The stability of the financial system is closely intertwined with other critical sectors of society, highlighting the need for comprehensive cyber risk management across various industries. As digitalization continues to advance, not only the financial sector but also other essential sectors face increasing exposure to cyber threats, which could have indirect implications for financial stability. Sustaining the functionality of the financial system relies on maintaining vital societal functions such as electricity supply, data management, and telecommunications. In the event of large-scale cyber incidents affecting these functions, the stability of the financial system is likely to be affected as well. Hence, cyber security is a national concern that should be addressed collaboratively, impacting both the financial sector and other crucial sectors.
Recognizing the national significance of cybersecurity, coordinated efforts and actions at a national level become imperative. The rationale behind considering multiple sectors at the national level aligns with the reasons for involving diverse actors within the financial sector. Certain challenges at the national level are so comprehensive that individual actors or sectors alone are unlikely to implement adequate measures to address them. Thus, national coordination becomes necessary to enhance society’s overall resilience against cyber incidents, just as coordination within the financial sector is crucial for the resilience of the financial system.
One initiative aimed at bolstering resilience to cyber incidents, benefiting both society at large and the financial system, is the establishment of the National Cyber Security Centre (NCSC). This collaborative venture involves four authorities: the National Defence Radio Establishment, the Swedish Armed Forces, the Swedish Civil Contingencies Agency, and the Swedish Security Service. By intensifying cooperation in the field of cyber security, these authorities can effectively coordinate prevention and response efforts related to cyber incidents. The NCSC’s authorities also offer guidance and support regarding cyber risks while serving as a national platform for collaboration and information exchange with both public and private actors invested in cyber security.
As part of the NCSC, a pilot project involving a financial sector cooperation forum has been initiated. The forum brings together private actors, trade organizations, and authorities closely linked to the NCSC, including Finansinspektionen (Swedish Financial Supervisory Authority), the Riksbank (Swedish central bank), and the Swedish National Debt Office. This collaborative platform facilitates discussions on cyber security issues specific to the financial sector.
Recent announcements reveal that the Swedish Defence Radio Agency will assume responsibility for the national cyber security centre. This change in authority opens opportunities to expand the center’s assignments beyond its current scope. For example, the center could actively contribute to the systematic cyber security efforts of government agencies by outlining IT system requirements for specific types of procurement. It could also facilitate information sharing resulting from security reviews conducted by various authorities. The centralization of cyber security authority would streamline communication on IT system vulnerabilities to both public and private actors. Moreover, it would ensure efficient resource allocation to actively assist different sectors during severe cyber incidents that pose significant risks to crucial societal functions and Sweden’s security.

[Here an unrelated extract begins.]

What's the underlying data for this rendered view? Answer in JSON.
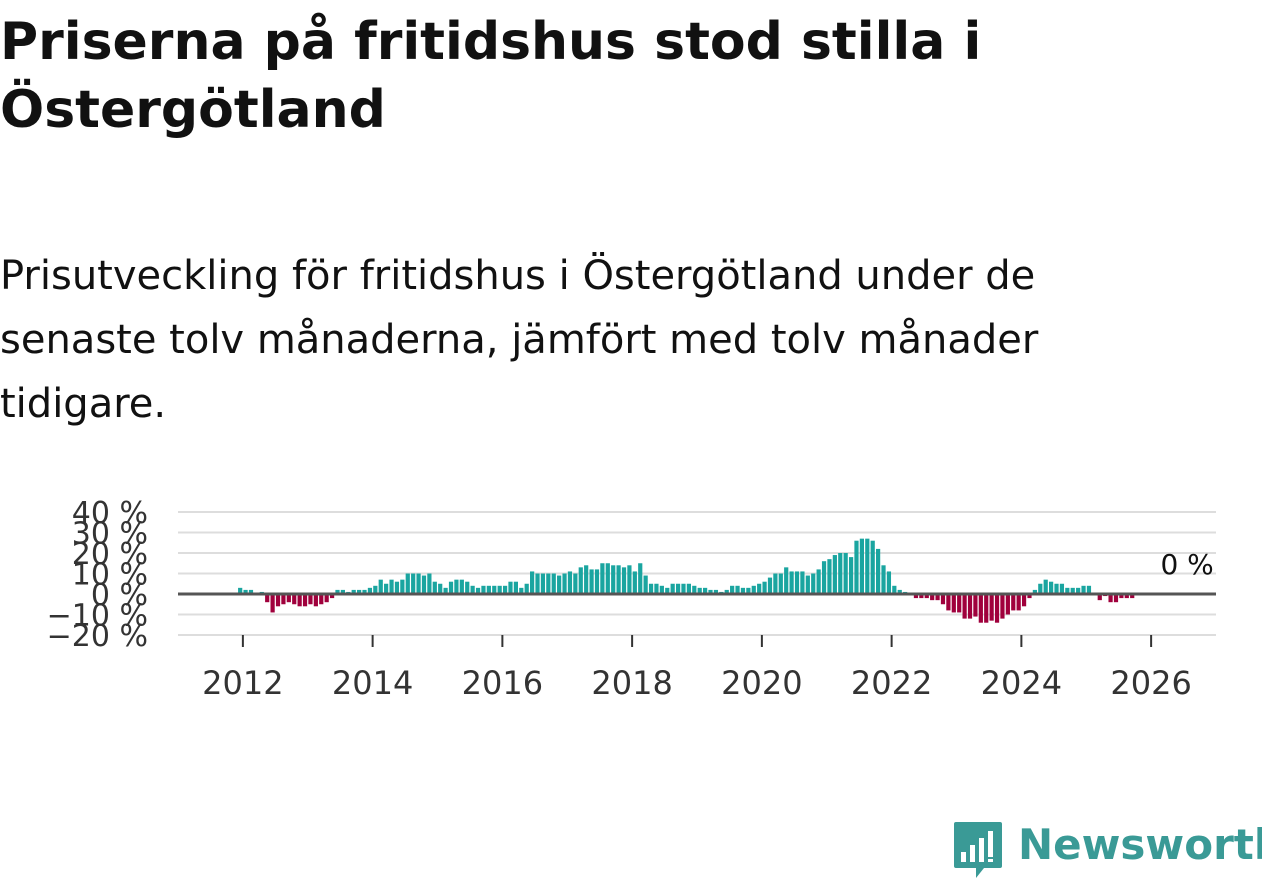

In summary, the digitalization of the financial sector exposes both individual actors and the entire financial system to cyber risks. To enhance system resilience, efforts are needed at both the individual and systemic levels. Individual actors must have robust protection, efficient incident detection and response capabilities, and a high level of preparedness for system recovery and data restoration. At the systemic level, identifying key functions of the financial system and assessing their reliance on various IT systems are essential. Evaluating the overall resilience of the system and implementing measures to strengthen it are equally crucial. Adopting a systemic perspective, both within the financial sector and at the national level, acknowledges the interconnectedness between the financial sector and other vital sectors of society. This approach creates favorable conditions for enhancing society’s resilience to cyber incidents as a whole.